A new report from the Health Care Incentives Improvement Institute and the Catalyst for Payment Reform grades the states on their health transparency. Despite a large grading curve, the vast majority of states failed the test issued in the report, titled, “Report Card on State Price Transparency Laws.”

Massachusetts was not one of the twenty-nine states that got a failing grade for transparency in health care, and was one of only two states that earned an “A.” New Hampshire was the only other to score a top grade.

The objective of this research was to determine how much pricing information each state makes accessible to the consumer.

“While no state has implemented laws that meet all of our criteria, we graded on a curve to acknowledge the states with the most advanced laws to date. We anticipate that this curve will shift as transparency becomes more of a priority nationally,” the report stated.

Metrics

The report used many metrics to grade states, including the average charges, amount paid by insurers as well as consumers.

Scope of services covered under law was also measured and included all medical services, inpatient services only, and outpatient as well as services only or the most common inpatient and outpatient services. The report also based grades on providers affected by the law including: hospitals, physicians, and surgical centers.

“As health care costs continue to rise, consumers are increasingly being required to take on a growing share,” the report stated. “To underscore that point, the most recent survey by Mercer shows that close to two-thirds of all large employers offer a high deductible/high co-insurance health plan and that close to 20 percent of all commercially insured health plan members are enrolled in such plans.”

How Mass Stands Out

The grade breakdown issued in the report shows how easily this information is accessed in each state. Transparency levels are represented in tiers from least to most available – state only, upon request, report, website.

State statutes also set Mass. aside, including the state’s general law that states, “institutional providers and their parent organizations and any other affiliated entities, non-institutional providers and provider organizations” may legislate hospitals, surgical centers, or all providers including individual physicians.

Price information is also reported to the state under Mass law, and legislation exists to define price and charges.
“We hope the Report Card will inform advocates, lawmakers and policy experts about today’s best practices or what constitutes a top grade and, over time, generate improvements in public policies across the nation,” the report stated. “American consumers deserve to have as much information about the quality and price of their health care as they do about restaurants, cars, and household appliances.”

Across the Region

Grades “B”, “C” and “D” ranged from 30% of the criteria to 59%. And any state below that was flunked.

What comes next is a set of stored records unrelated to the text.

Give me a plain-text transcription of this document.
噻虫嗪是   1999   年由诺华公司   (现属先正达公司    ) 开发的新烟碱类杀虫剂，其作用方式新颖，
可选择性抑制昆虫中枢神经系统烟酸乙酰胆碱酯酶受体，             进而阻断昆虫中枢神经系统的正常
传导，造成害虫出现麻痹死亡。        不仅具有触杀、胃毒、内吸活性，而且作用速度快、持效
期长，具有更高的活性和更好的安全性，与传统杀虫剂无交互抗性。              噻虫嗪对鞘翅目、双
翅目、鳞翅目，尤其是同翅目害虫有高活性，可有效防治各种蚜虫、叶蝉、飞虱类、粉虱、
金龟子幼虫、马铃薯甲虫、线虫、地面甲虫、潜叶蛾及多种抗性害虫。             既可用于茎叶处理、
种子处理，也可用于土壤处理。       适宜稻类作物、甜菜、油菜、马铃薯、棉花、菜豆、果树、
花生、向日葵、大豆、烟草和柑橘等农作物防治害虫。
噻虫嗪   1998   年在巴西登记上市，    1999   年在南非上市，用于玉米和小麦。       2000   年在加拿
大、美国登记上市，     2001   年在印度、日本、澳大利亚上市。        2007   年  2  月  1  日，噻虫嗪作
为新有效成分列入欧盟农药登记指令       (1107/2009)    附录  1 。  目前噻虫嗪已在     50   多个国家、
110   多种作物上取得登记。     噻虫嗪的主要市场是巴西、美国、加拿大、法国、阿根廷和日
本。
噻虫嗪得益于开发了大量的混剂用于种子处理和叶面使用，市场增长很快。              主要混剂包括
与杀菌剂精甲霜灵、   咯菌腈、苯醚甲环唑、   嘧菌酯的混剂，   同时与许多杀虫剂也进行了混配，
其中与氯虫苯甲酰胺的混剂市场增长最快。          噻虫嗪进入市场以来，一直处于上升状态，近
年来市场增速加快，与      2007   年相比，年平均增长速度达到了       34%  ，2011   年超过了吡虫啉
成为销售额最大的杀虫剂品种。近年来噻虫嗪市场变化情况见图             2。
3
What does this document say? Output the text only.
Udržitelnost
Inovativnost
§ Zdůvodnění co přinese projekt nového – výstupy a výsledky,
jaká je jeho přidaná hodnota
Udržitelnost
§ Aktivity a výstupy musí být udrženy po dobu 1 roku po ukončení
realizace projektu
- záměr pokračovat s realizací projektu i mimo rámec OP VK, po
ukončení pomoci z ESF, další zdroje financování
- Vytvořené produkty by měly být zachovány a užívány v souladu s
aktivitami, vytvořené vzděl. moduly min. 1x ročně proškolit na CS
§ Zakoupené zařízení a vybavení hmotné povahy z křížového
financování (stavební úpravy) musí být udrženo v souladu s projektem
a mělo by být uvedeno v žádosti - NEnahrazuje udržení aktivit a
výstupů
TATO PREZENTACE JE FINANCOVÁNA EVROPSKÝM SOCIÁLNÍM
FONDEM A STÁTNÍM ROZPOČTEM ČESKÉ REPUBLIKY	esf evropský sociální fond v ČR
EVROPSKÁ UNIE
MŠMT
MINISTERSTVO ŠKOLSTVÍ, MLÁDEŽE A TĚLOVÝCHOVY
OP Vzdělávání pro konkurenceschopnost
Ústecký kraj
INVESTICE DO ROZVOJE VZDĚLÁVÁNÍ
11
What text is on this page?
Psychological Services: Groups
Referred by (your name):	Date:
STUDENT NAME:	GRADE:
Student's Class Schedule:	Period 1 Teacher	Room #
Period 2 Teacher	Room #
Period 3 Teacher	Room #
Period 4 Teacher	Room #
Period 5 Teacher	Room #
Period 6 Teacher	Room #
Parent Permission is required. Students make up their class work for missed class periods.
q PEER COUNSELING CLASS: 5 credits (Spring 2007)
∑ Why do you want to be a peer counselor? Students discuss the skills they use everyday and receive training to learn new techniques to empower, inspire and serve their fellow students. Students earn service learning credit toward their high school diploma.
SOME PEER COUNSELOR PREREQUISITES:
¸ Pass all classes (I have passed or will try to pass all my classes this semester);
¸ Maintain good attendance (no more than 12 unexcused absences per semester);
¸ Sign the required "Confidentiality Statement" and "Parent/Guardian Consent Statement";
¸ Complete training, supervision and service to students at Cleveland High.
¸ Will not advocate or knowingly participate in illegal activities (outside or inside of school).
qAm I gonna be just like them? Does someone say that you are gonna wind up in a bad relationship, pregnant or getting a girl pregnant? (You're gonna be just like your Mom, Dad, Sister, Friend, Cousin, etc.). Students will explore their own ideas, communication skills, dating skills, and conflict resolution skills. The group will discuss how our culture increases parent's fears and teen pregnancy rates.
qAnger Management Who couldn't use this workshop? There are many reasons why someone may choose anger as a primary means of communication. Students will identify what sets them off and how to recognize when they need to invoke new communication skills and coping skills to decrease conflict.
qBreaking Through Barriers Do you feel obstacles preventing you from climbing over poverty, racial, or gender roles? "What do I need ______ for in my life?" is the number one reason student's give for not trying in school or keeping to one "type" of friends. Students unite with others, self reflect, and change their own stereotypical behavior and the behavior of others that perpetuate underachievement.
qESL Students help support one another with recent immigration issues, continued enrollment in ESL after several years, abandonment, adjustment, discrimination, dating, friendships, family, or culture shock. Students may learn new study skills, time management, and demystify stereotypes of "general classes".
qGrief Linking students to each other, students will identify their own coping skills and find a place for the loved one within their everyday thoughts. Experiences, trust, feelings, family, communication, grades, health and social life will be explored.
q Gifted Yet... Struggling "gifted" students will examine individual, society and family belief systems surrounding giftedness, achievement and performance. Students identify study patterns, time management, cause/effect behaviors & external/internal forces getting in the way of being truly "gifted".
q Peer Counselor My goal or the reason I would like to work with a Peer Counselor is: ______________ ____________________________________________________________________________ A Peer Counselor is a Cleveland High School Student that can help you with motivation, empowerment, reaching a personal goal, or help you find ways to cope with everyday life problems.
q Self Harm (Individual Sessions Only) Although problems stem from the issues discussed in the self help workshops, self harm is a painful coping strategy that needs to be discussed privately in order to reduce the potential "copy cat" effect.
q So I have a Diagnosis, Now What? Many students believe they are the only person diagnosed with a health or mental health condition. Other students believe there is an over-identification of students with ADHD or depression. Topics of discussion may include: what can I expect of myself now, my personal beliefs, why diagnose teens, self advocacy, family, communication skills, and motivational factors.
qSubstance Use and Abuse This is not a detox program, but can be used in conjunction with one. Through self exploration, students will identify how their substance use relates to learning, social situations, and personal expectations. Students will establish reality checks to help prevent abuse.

New Hampshire and the Commonwealth brought up the top in New England. Six states received a “B,” including Maine, as well as Minnesota, Wisconsin, Virginia, and Colorado.

Vermont was the only state in the area that received a “C,” which also went to Illinois, Iowa, Kentucky, Nevada, South Dakota, and Utah.

No New England states earned a “D,” with the rest of the area failing the joint report’s grading.

Acknowledging that much of the nation is just getting started in getting price transparency up to par with other markets, the groups said any state meeting 60% to 100% of its criteria got an “A.” Had the grading curve not been used, New Hampshire and the Bay State would have been the only states that passed.